Sebastian Buckup who was the head of Programming, World Economic Forum told readers of 'chinadaily.com.cn', "Historically, waves of progress have always been accompanied by forces of diffusion and concentration. Diffusion occurs as the power and privileges of the incumbents erode; concentration occurs as the influence of those assuming control over the new technologies expands. Both forces shaped the growth patterns of the past decades.

"In 1988, a lower-middle-class US citizen had more than six times the income of a well-off middle-class citizen in China. Today (in 2017), both earn almost the same amount. Similar leaps happened in other economies, from Turkey to Vietnam. Yet, over the same period, half of the world's wealth went to the top 5% of the population, and almost one-fifth went to the highest 1%.

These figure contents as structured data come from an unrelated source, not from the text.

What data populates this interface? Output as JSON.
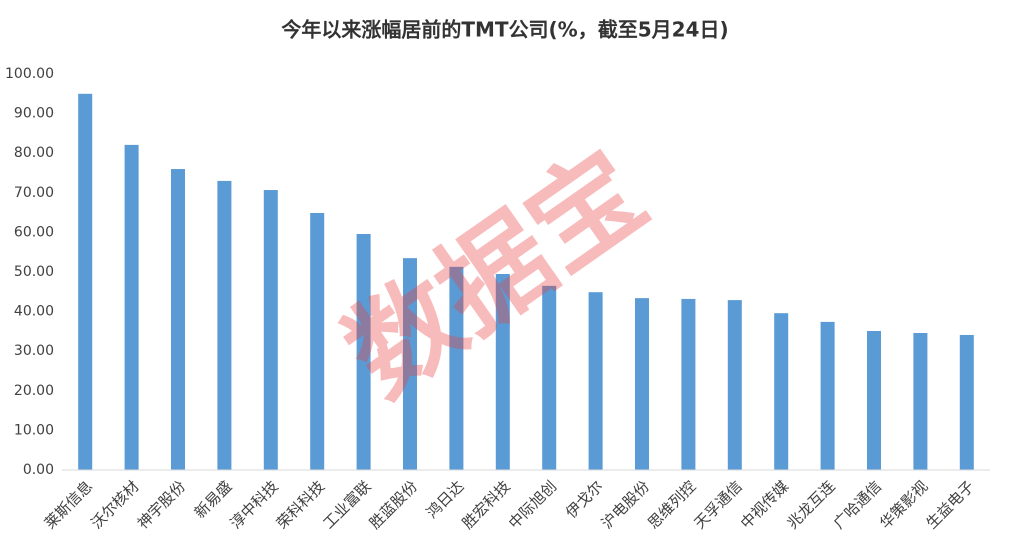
{
  "chart_data": {
    "type": "bar",
    "title": "今年以来涨幅居前的TMT公司(%，截至5月24日)",
    "watermark": "数据宝",
    "categories": [
      "莱斯信息",
      "沃尔核材",
      "神宇股份",
      "新易盛",
      "淳中科技",
      "荣科科技",
      "工业富联",
      "胜蓝股份",
      "鸿日达",
      "胜宏科技",
      "中际旭创",
      "伊戈尔",
      "沪电股份",
      "思维列控",
      "天孚通信",
      "中视传媒",
      "兆龙互连",
      "广哈通信",
      "华策影视",
      "生益电子"
    ],
    "values": [
      95.0,
      82.1,
      76.0,
      73.0,
      70.7,
      64.9,
      59.6,
      53.5,
      51.3,
      49.5,
      46.5,
      44.9,
      43.4,
      43.2,
      42.9,
      39.6,
      37.4,
      35.1,
      34.6,
      34.1
    ],
    "color": "#5b9bd5",
    "ylim": [
      0,
      100
    ],
    "yticks": [
      {
        "value": 0,
        "label": "0.00"
      },
      {
        "value": 10,
        "label": "10.00"
      },
      {
        "value": 20,
        "label": "20.00"
      },
      {
        "value": 30,
        "label": "30.00"
      },
      {
        "value": 40,
        "label": "40.00"
      },
      {
        "value": 50,
        "label": "50.00"
      },
      {
        "value": 60,
        "label": "60.00"
      },
      {
        "value": 70,
        "label": "70.00"
      },
      {
        "value": 80,
        "label": "80.00"
      },
      {
        "value": 90,
        "label": "90.00"
      },
      {
        "value": 100,
        "label": "100.00"
      }
    ],
    "grid": false
  }
}
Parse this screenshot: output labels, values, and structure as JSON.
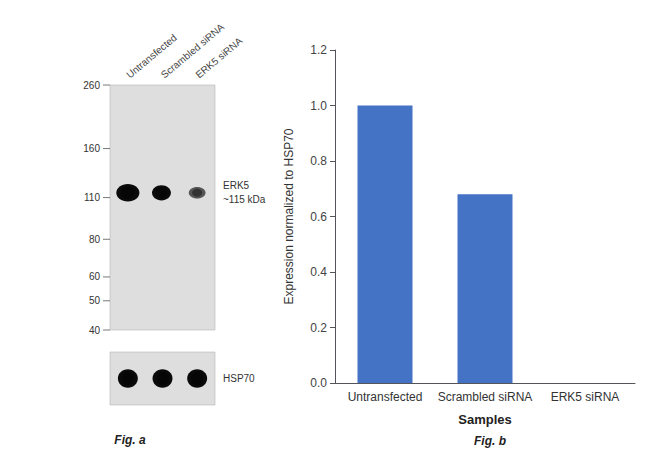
{
  "chart_data": [
    {
      "type": "blot",
      "title": "Fig. a",
      "categories": [
        "Untransfected",
        "Scrambled siRNA",
        "ERK5 siRNA"
      ],
      "ylim": [
        40,
        260
      ],
      "yticks": [
        260,
        160,
        110,
        80,
        60,
        50,
        40
      ],
      "log": "y",
      "annotations": [
        "ERK5\n~115 kDa",
        "HSP70"
      ],
      "color": "#dedede"
    },
    {
      "type": "bar",
      "title": "Fig. b",
      "categories": [
        "Untransfected",
        "Scrambled siRNA",
        "ERK5 siRNA"
      ],
      "values": [
        1.0,
        0.68,
        0.0
      ],
      "color": "#4472C4",
      "xlabel": "Samples",
      "ylabel": "Expression normalized to HSP70",
      "ylim": [
        0,
        1.2
      ],
      "yticks": [
        {
          "value": 0,
          "label": "0.0"
        },
        0.2,
        0.4,
        0.6,
        0.8,
        {
          "value": 1.0,
          "label": "1.0"
        },
        1.2
      ],
      "grid": false
    }
  ]
}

"Today's emerging technologies are again unleashing forces of diffusion and concentration in equal measure, opening up a wide range of plausible and possible outcomes. Smart and connected infrastructure might benefit a few exponential enterprises or millions of connected mini-multinationals; it might concentrate wealth with those who control the nodes of an internet of everything or turn these nodes into platforms that distribute value more fairly and efficiently; it might attract more people into urban hubs and deepen the rift between urban and rural areas or transform cities into compact connected units that help overcome the urban-rural divide.

"Technological change will shape our future but won't determine it. Every technology age found its expression in human values, principles, norms and institutions. In the wake of the First Industrial Revolution, poor working conditions gave birth to socialism and social capitalism; the green movement beginning in the 1970s was a response to the nuclear age and the age of mass consumption associated with the Second Industrial Revolution; in the late 20th century, global multistakeholder governance models gained traction in response to rapid globalization, a result of the Third or 'Digital' Revolution.

"… Achieving Inclusive Growth in the Fourth Industrial Revolution will require the power of imagination to see everything in our present world anew; a deep commitment to diversity as our best – if not only – chance to escape the echo chambers of our biases and beliefs; and a collective capacity for empathy as the glue that holds humanity together."